平成27年3月30日(月)より、NHK-BSプレミアムで、火野正平の自転車による「にっぽん縦断こころ旅」が始まった。
和歌山を出発して、三重、愛知、静岡と太平洋側を北上し、7月20日頃北海道に至る行程である。
平成26年12月19日の宮古島の宮古馬を訪れる旅で、火野正平の自転車の旅は終わった。
2011年2月の旅から4年続いた番組でもあり、これで終わりかなと思っていた。
NHK-BSプレミアムテレビの視聴者の続行希望が多かったのか知らないが、5年目の平成27年も続行されることになった。
番組のファンの一人として嬉しいことである。
朝7時45分から15分見て、夜7時〜7時30分まで「とうちゃこ版」を見る生活がしばらく続きそうである。
居間にいて、日本を旅しているごとくである。
テレビに映し出される風景は、観光という営利が絡む観光地の風景ではない。
特別の人でない極一般の日本で生活している人々が目にしているありふれた風景が、テレビに映し出される。
他人から見れば、何の変哲もない風景であり、まずテレビに映し出されることのない風景が、テレビに映し出される。

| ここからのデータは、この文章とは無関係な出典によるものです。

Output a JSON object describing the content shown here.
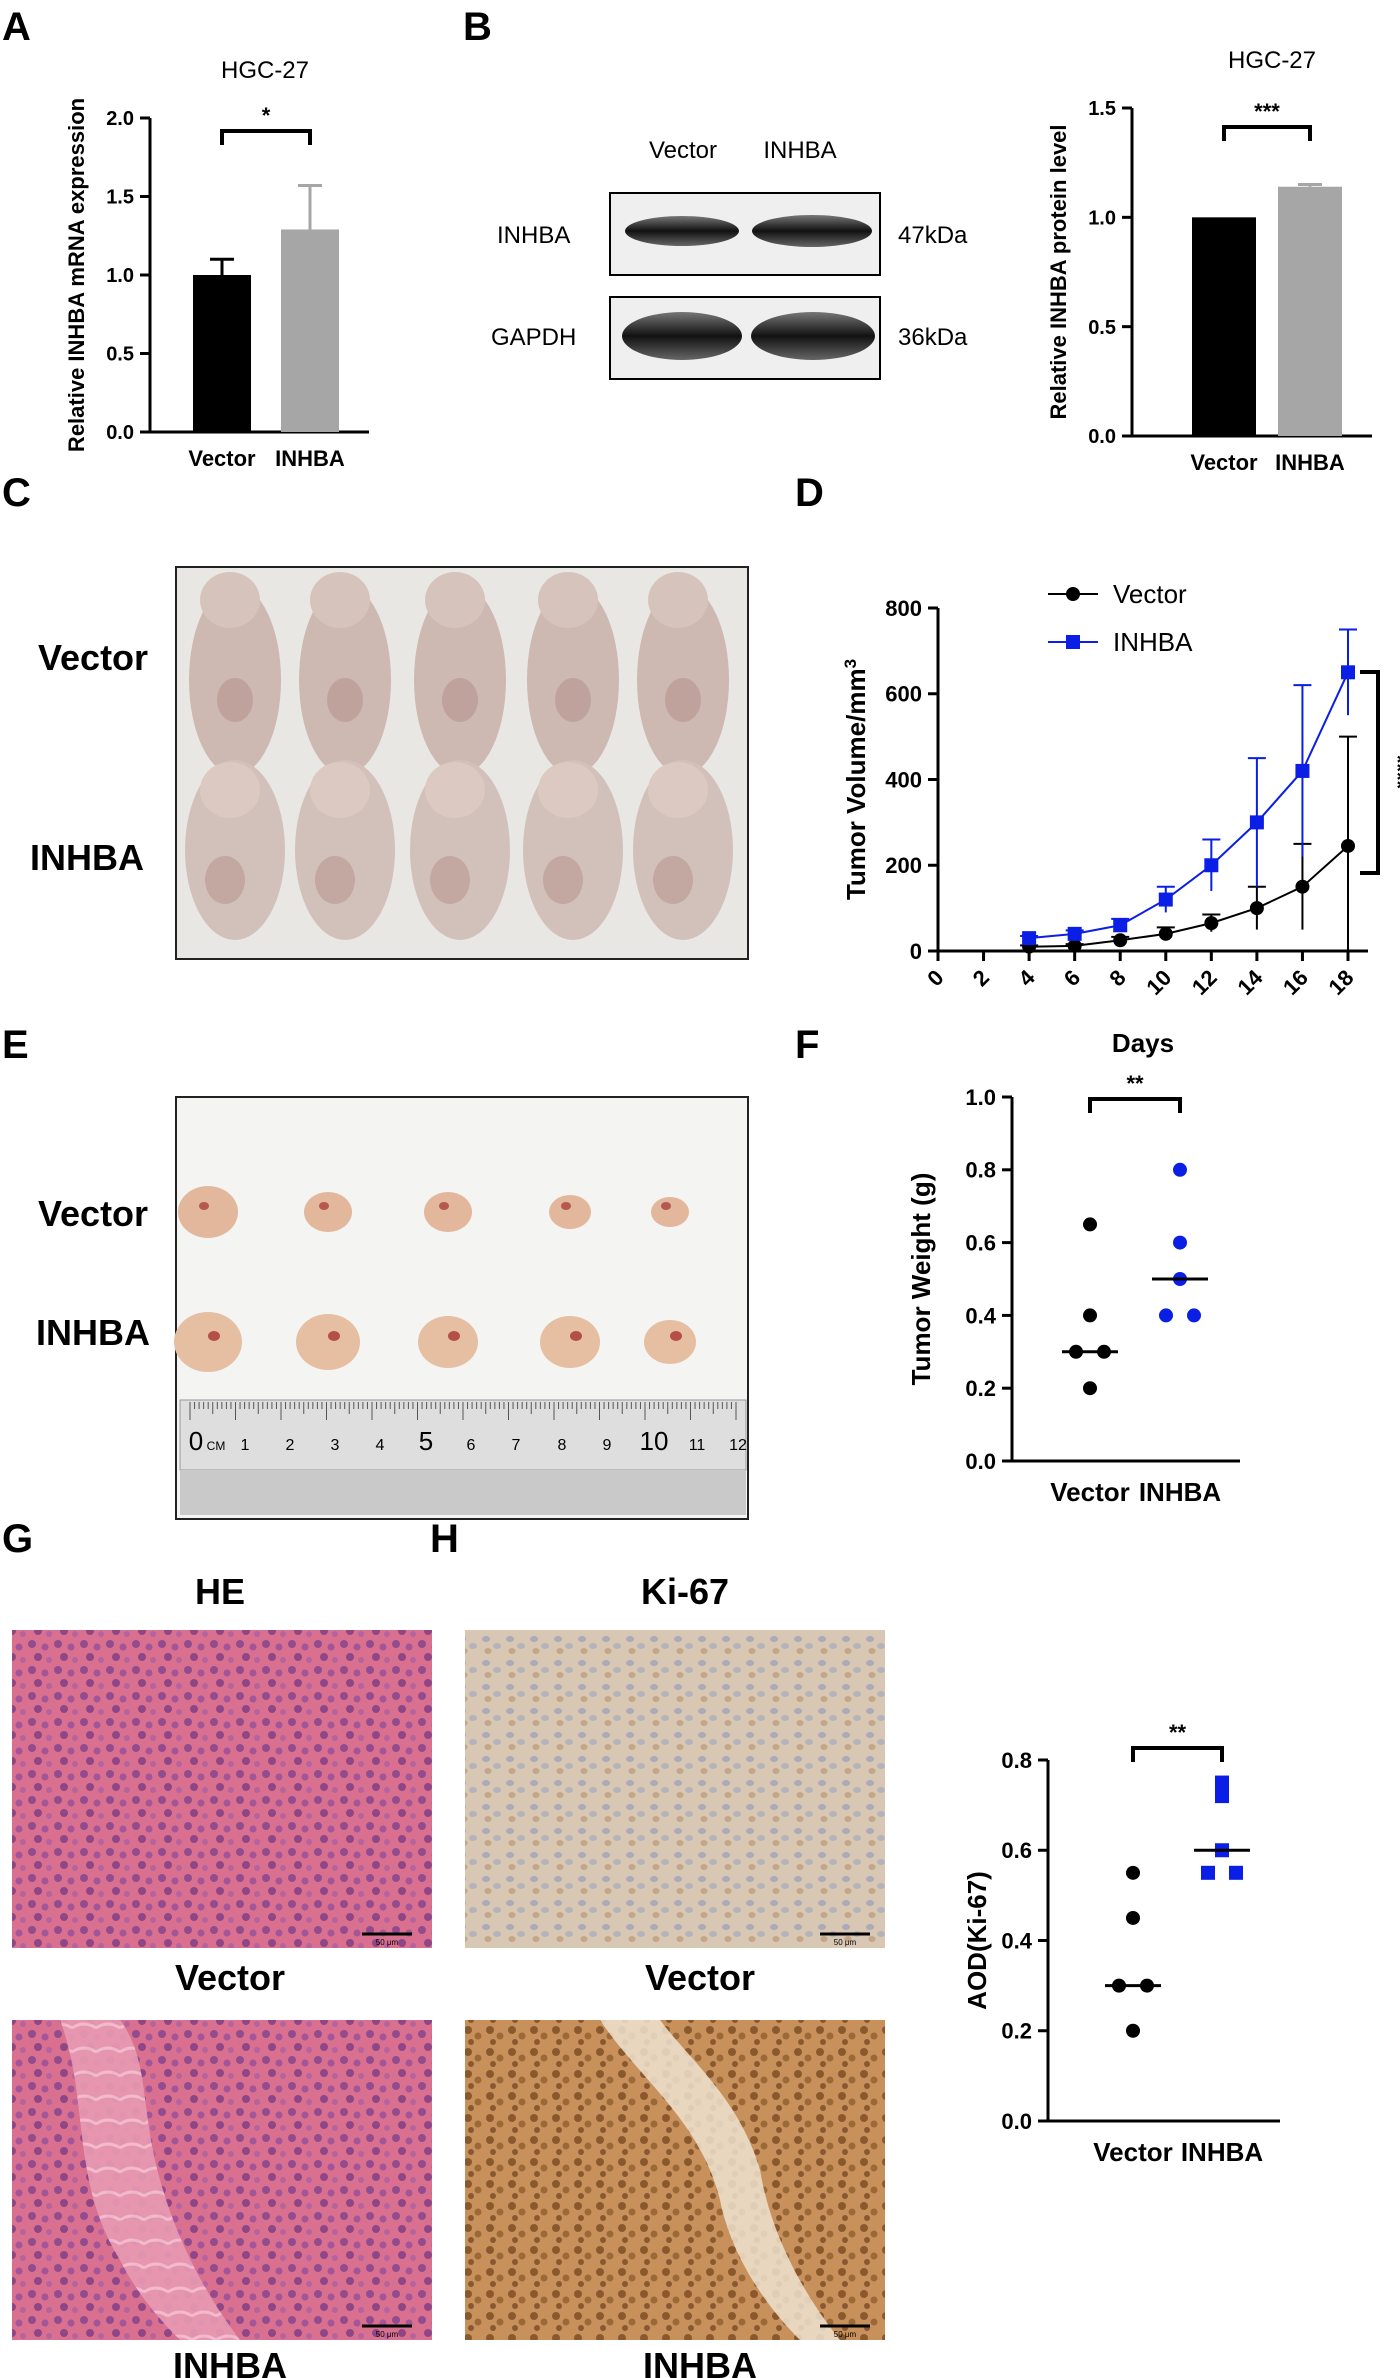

その風景が心の風景として、心に深く刻み込まれ特別な風景であるという人がいるためである。
幼い時に母親を亡くし、父親一人に育てられた女性の心の風景は、海の見える高台の公園に登る階段の最上段の一段であった。
公園から見える海の景色ではない。階段の最上段の一段である。
幼稚園の遠足は、海の見える高台の公園であった。
お昼の弁当は、父親が作り、昼休みに勤め先を抜けだし、遠足の目的地である公園に持って行くから待っておいで、そこで一緒に弁当を食べようという約束であった。
お昼時、園児の同級生の多くは母親と一緒に弁当を食べ出した。
幼稚園児であった女性は、公園の階段の上で、弁当を持ってくると約束した父親を待ち続けた。
父親の姿はなかなか見えなかった。
先生や同級生の園児の母親が、一緒に食べようと誘ってくれたが、園児であったその女性は、父親をじっと待ち続けた。
汗を拭き拭き階段を上がってくる父親の姿が見えた。
父親を待ち続けた園児であった女性は、父親の姿が見えた時は、どれ程嬉しかったであろうか。
二人は、公園の階段の最上段の一段に座り、弁当を食べた。
女性の心の風景は、約束を守り、弁当を持って公園まで上がってきてくれた父親と一緒に座って弁当を食べた公園の階段の最上段の一段であった。
幼い心の中に母親のいない寂しさと共に、やさしい父親への信頼が心に深く刻み込まれた出来事であったのではなかろうか。
正平が階段に座り、低くぼそりとつぶやく。
「寂しかっただろうな。**さん来たょ。」
の一声が、番組の良さを倍増させる。